Delta Air Lines has dropped one of its most onerous fees: the $25 it collects to allow you to make a booking by telephone. Now, people who do not book using the Web—because they don't have a computer, for example, or can't use one—will not be penalized with higher prices.
Along with that surcharge, it dropped the $35 to make a booking in person at a Delta counter, something relatively few people did anyway.
The airline used the announcement to lavishly praise itself, boasting of its magnanimity in a prepared statement. “By listening, caring and connecting with our customers, we have their backs every time they fly with us," a Delta vice president bragged.
Charging people money simply to initiate a transaction is a Soviet-style practice, to be sure, but in an airline environment as uncompetitive as America's it has, astonishingly, been possible because passengers simply don't have an alternative.

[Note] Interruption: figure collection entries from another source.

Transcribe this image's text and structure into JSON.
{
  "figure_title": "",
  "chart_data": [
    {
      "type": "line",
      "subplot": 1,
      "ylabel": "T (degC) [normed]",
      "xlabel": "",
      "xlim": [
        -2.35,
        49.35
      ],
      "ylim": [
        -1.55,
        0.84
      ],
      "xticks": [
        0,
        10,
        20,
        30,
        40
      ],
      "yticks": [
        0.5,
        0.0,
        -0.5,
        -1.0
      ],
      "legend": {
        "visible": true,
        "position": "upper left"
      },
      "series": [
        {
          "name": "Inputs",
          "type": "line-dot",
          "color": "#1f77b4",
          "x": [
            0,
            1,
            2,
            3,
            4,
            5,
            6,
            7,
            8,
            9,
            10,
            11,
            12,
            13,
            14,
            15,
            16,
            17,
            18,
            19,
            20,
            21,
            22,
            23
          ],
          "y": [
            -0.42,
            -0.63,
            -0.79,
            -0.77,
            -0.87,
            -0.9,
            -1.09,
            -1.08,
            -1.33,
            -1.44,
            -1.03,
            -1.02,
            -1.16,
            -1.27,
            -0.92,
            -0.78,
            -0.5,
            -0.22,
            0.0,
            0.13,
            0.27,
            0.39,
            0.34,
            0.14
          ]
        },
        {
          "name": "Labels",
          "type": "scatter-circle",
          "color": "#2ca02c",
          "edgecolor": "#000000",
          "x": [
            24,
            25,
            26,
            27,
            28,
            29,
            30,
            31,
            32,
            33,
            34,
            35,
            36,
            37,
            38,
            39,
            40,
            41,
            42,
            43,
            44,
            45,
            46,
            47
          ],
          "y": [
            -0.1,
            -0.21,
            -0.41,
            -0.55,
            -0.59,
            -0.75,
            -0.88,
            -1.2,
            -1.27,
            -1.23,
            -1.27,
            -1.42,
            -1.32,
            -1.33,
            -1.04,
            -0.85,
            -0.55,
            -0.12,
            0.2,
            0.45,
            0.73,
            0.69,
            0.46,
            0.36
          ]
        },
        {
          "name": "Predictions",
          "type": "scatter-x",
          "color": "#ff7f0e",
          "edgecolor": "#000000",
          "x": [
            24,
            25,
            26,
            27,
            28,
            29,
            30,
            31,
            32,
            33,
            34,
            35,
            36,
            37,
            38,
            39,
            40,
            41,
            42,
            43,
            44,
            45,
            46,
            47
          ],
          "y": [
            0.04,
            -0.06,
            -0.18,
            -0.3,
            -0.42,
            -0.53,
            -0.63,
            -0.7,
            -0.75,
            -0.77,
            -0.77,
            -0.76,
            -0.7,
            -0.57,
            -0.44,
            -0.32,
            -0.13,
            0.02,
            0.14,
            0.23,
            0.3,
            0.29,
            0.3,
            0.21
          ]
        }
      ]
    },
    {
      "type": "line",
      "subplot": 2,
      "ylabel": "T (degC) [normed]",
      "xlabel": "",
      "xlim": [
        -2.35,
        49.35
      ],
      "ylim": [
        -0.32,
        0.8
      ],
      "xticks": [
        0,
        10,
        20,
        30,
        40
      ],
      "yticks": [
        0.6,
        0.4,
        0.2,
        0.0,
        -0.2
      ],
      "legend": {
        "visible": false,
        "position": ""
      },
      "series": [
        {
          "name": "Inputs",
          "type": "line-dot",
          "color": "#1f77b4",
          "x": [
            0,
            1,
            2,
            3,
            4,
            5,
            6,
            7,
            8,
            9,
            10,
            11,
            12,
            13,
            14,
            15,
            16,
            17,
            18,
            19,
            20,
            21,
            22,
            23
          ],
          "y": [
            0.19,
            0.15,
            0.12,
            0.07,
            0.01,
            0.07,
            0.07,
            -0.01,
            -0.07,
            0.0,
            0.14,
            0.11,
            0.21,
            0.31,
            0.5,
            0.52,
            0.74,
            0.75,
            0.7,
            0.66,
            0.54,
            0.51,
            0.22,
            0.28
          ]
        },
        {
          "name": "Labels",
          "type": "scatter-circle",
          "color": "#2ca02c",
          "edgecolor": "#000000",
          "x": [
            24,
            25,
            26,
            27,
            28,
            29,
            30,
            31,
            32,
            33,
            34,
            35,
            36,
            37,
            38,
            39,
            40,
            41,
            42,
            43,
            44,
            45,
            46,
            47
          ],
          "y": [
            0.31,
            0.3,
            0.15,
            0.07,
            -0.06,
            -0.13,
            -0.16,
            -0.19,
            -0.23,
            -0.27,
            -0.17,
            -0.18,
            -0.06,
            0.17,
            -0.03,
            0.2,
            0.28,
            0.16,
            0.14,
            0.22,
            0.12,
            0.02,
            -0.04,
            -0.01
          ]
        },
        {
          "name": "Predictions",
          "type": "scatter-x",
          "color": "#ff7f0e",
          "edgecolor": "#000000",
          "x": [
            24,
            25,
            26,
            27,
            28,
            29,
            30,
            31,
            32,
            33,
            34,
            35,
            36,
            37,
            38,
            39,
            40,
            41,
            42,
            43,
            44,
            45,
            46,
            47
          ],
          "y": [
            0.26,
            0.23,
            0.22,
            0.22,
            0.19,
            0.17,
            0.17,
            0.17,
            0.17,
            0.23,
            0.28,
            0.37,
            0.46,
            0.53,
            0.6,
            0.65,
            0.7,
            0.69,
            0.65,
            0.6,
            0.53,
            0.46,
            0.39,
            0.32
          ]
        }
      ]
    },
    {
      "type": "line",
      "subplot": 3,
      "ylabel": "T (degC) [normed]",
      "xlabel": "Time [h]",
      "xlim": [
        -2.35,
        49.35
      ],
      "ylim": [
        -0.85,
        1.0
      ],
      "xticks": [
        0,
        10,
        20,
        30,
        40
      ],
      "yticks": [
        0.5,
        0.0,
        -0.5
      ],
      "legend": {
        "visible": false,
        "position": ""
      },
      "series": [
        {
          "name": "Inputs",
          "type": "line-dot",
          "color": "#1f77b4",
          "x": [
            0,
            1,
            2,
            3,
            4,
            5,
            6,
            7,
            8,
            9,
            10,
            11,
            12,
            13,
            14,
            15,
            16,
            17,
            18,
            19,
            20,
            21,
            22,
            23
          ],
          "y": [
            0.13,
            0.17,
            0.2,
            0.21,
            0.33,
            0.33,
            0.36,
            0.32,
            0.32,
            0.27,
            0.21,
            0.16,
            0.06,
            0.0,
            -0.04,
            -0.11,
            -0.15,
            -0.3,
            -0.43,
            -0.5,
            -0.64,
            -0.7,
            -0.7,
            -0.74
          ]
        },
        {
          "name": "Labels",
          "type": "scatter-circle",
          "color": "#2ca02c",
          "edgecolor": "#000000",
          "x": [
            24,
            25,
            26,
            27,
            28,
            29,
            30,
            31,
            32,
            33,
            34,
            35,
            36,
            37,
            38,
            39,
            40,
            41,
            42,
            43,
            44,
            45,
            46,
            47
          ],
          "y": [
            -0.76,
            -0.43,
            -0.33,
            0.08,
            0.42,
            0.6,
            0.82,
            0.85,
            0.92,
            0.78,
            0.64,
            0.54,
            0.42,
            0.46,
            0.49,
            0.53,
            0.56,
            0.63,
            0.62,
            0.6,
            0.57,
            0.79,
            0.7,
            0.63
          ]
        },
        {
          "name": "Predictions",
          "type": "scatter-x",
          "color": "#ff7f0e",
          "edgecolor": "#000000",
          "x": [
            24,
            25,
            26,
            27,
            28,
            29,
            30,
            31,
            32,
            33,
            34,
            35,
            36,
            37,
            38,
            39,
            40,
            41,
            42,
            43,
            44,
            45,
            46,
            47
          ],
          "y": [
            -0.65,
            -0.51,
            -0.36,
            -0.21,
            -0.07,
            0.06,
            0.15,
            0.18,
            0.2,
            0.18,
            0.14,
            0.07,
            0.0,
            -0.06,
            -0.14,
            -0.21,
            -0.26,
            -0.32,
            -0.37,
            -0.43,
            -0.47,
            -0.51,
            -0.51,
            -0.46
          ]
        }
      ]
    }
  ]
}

Why the airline would unilaterally cease this shameful practice is a mystery—unless it is finally realizing how much people despise doing business with it. If that's the reason, it's like covering a cannonball wound with a Band-Aid.
The fee's job has also been accomplished: Passengers were abused by Delta's fees to the point where they now simply book online as basic practice. Through profitable penalties, Delta forced behavior that benefited it and could trim its once-large customer service staff to a minimum. With all those jobs now gone and that money saved, it's safe to remove the fee and look like a good guy. Naturally, anyone who has paid the telephone booking surcharge in the past will not receive a refund.
Delta earned $1 billion just in the last quarter, beating analysts' expectations.
Its other monopoly-style competitors, American and United, have not yet followed suit. Ryanair never will.